The One Piece of Autism Advice ‘New Me’ Would Share With ‘Old Me’
Dear the Old Me,
Yes, I’m aware that technically you’re 11 years younger than I am. An entire decade ago I was 34, which now sounds fabulously young, but the weight you carried and the worry that creased your brow 24/7 (thanks, by the way, for the giant brow wrinkle and frown lines the New Me currently sports) made you old before your time. The Old Me, if only you knew then what the New Me knows now, I could have saved you many sleepless nights and the New Me hundreds of dollars in Botox treatments.
You know, the Old Me, all your researching, all your web surfing, all your expert advice-seeking and all that label shopping only made your frown lines deeper in the end (again, I thank you). I wish you would have turned off your brain and just listened to your heart, like the New Me tries so hard to do today. You see, the Old Me, no matter what you read, no matter what you heard and no matter what “they” said, your heart always knew. Your heart always told you, “He will be OK.” But like many mothers who first hear the “A” word, fear took over the brain and completely stifled the message coming loud and clear from the heart.
On the days his screaming deafened you, unaware that even the slightest bump could feel like an electric shock rippling through your boy’s nervous system, I could have told you, “He will be OK.” During the horrendous years of potty training when it felt like all you did was hang out in the bathroom while you begged, bribed and threatened only to throw one more pair of Buzz Lightyear underpants in the garbage (money that could have easily gone toward filling that frown line), I could have told you, “He won’t go to school in a pull up.” When his overloaded sensory system reached its breaking point and caused inexplicable meltdowns from seemingly minor events like skipping an aisle in the grocery store or putting on new sandals, moments that not only made you feel like something was “wrong” but also ripped your heart out because you didn’t know how to help him, I could have told you, “One day he will find and use his words to help you understand.”
The New Me wishes I could have held your hand as you sat alone with tears streaming down your face in the daycare parking lot as you watched all the “normal” kids playing, running and talking while you silently prayed that today would be the day you wouldn’t find him alone under the slide. I wish I could have comforted you as you cried yourself to sleep wondering, “Will he go to school?” “Will he ever have a friend?” “Will he ever hug me back?”and, the one that kept you up night after night,”Will he ever know how deep my love for him goes?”

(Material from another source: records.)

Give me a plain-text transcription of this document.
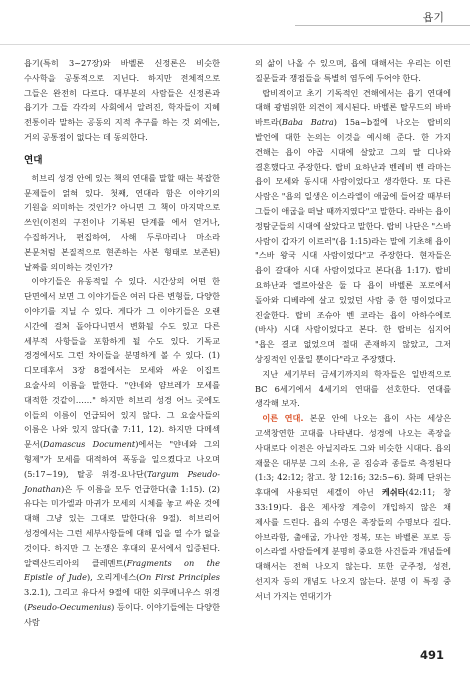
욥기

욥기(특히 3~27장)와 바벨론 신정론은 비슷한 수사학을 공통적으로 지닌다. 하지만 전체적으로 그들은 완전히 다르다. 대부분의 사람들은 신정론과 욥기가 그들 각각의 사회에서 알려진, 학자들이 지혜 전통이라 말하는 공동의 지적 추구를 하는 것 외에는, 거의 공통점이 없다는 데 동의한다.

연대

히브리 성경 안에 있는 책의 연대를 말할 때는 복잡한 문제들이 얽혀 있다. 첫째, 연대라 함은 이야기의 기원을 의미하는 것인가? 아니면 그 책이 마지막으로 쓰인(이전의 구전이나 기록된 단계를 에서 얻거나, 수집하거나, 편집하여, 사해 두루마리나 마소라 본문처럼 본질적으로 현존하는 사본 형태로 보존된) 날짜를 의미하는 것인가?

이야기들은 유동적일 수 있다. 시간상의 어떤 한 단면에서 보면 그 이야기들은 여러 다른 변형들, 다양한 이야기를 지닐 수 있다. 게다가 그 이야기들은 오랜 시간에 걸쳐 돌아다니면서 변화될 수도 있고 다른 세부적 사항들을 포함하게 될 수도 있다. 기독교 경경에서도 그런 차이들을 분명하게 볼 수 있다. (1) 디모데후서 3장 8절에서는 모세와 싸운 이집트 요술사의 이름을 말한다. "얀네와 얌브레가 모세를 대적한 것같이……" 하지만 히브리 성경 어느 곳에도 이들의 이름이 언급되어 있지 않다. 그 요술사들의 이름은 나와 있지 않다(출 7:11, 12). 하지만 다메섹 문서(Damascus Document)에서는 "얀네와 그의 형제"가 모세를 대적하여 폭동을 일으켰다고 나오며(5:17~19), 탈공 위경-요나단(Targum Pseudo-Jonathan)은 두 이름을 모두 언급한다(출 1:15). (2) 유다는 미가엘과 마귀가 모세의 시체를 놓고 싸운 것에 대해 그냥 있는 그대로 말한다(유 9절). 히브리어 성경에서는 그런 세부사항들에 대해 입을 열 수가 없을 것이다. 하지만 그 논쟁은 후대의 문서에서 입증된다. 알렉산드리아의 클레멘트(Fragments on the Epistle of Jude), 오리게네스(On First Principles 3.2.1), 그리고 유다서 9절에 대한 외쿠메니우스 위경(Pseudo-Oecumenius) 등이다. 이야기들에는 다양한 사람

의 삶이 나올 수 있으며, 욥에 대해서는 우리는 이런 질문들과 쟁점들을 특별히 염두에 두어야 한다.

랍비적이고 초기 기독적인 견해에서는 욥기 연대에 대해 광범위한 의견이 제시된다. 바벨론 탈무드의 바바 바트라(Baba Batra) 15a~b절에 나오는 랍비의 발언에 대한 논의는 이것을 예시해 준다. 한 가지 견해는 욥이 야곱 시대에 살았고 그의 딸 디나와 결혼했다고 주장한다. 랍비 요하난과 벤레비 벤 라마는 욥이 모세와 동시대 사람이었다고 생각한다. 또 다른 사람은 "욥의 일생은 이스라엘이 애굽에 들어갈 때부터 그들이 애굽을 떠날 때까지였다"고 말한다. 라바는 욥이 정탐군들의 시대에 살았다고 말한다. 랍비 나단은 "스바 사람이 갑자기 이르러"(욥 1:15)라는 말에 기초해 욥이 "스바 왕국 시대 사람이었다"고 주장한다. 현자들은 욥이 갈대아 시대 사람이었다고 본다(욥 1:17). 랍비 요하난과 엘르아살은 둘 다 욥이 바벨론 포로에서 돌아와 디베랴에 살고 있었던 사람 중 한 명이었다고 진술한다. 랍비 조슈아 벤 코라는 욥이 아하수에로(바사) 시대 사람이었다고 본다. 한 랍비는 심지어 "욥은 결코 없었으며 절대 존재하지 않았고, 그저 상징적인 인물일 뿐이다"라고 주장했다.

지난 세기부터 금세기까지의 학자들은 일반적으로 BC 6세기에서 4세기의 연대를 선호한다. 연대를 생각해 보자.

이른 연대. 본문 안에 나오는 욥이 사는 세상은 고색창연한 고대를 나타낸다. 성경에 나오는 족장을 사대로다 이전은 아닐지라도 그와 비슷한 시대다. 욥의 재물은 대부분 그의 소유, 곧 짐승과 종들로 측정된다(1:3; 42:12; 참고. 창 12:16; 32:5~6). 화폐 단위는 후대에 사용되던 세겔이 아닌 케쉬타(42:11; 창 33:19)다. 욥은 제사장 계층이 개입하지 않은 채 제사를 드린다. 욥의 수명은 족장들의 수명보다 길다. 아브라함, 출애굽, 가나안 정복, 또는 바벨론 포로 등 이스라엘 사람들에게 분명히 중요한 사건들과 개념들에 대해서는 전혀 나오지 않는다. 또한 군주정, 성전, 선지자 등의 개념도 나오지 않는다. 분명 이 특징 중 서너 가지는 연대기가

491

I’m so sorry, the Old Me. I wish I could have warned you how detrimental it is to socialize with Denial, Clueless and Guilt. They may have helped you cope sometimes, but in the end, all they were ever going to do was hurt you. I wish I could have pulled you away from their negative influence and introduced you to Acceptance, Awareness and Different. As the New Me knows, they’re much better friends to have around and would have gotten you through those harder days without quite so much wine and quite so many tissues.
I could have told you, the Old Me, but you wouldn’t have listened. You needed to see it, feel it and live it for yourself. Yes, maybe knowing then would have made life easier, but would it have made now any better? Would you have appreciated all the gains, progress and joy if you knew what was to come? Would you have pushed him, pulled him, fought him and made him uncomfortable in the end if you knew he would be OK? Would you have worked so hard to prove your love if you knew he was always aware of your love and that he loved you all along? Warning you about Denial, Clueless and Guilt would have gotten you nowhere because at the time, you needed them. They were the friends who made you recognize later how much better life is without them and how friends like Acceptance, Awareness, and Different allowed you to see the beautiful boy standing right before you.
So yes, the Old Me, I could have saved us hundreds of dollars in Botox and wine if I would have just said, “Listen to your heart.”
But you had to hear your heart without me. You had to hear your heart when you were ready. You had to watch him struggle to see him shine. You had to feel the pain to experience the joy. You had to doubt before you could believe. You had to hang with Denial before befriending Acceptance. You had to see him and not see autism. And as painful as those years were then, you had to live them to get you where you are now.
You know what’s funny, the Old Me? Ten years from now, the New Me will be The Old Me because I will never stop growing, learning and loving this awesome boy. The one thing that won’t change in 10, 20 or even 30 years is that my heart now guides me instead of my fear-induced brain. Sure I still worry from time to time, but my heart is no longer silenced by fear. I hear my heart loud and clear when it tells me to stop eating a sleeve of Thin Mints in one sitting and when it whispers,”I don’t think doctors meant that much red wine is good for your heart (shut up, heart).” But the message I hear the loudest, that no fear can ever hush, is, “Never, stop believing in him. He is going to be OK.”
My biggest regret for you, the Old Me, is that I wish you would have heard that, too.
The New Me
P.S. Please start a savings account for that frown line. It’s gonna get deeper.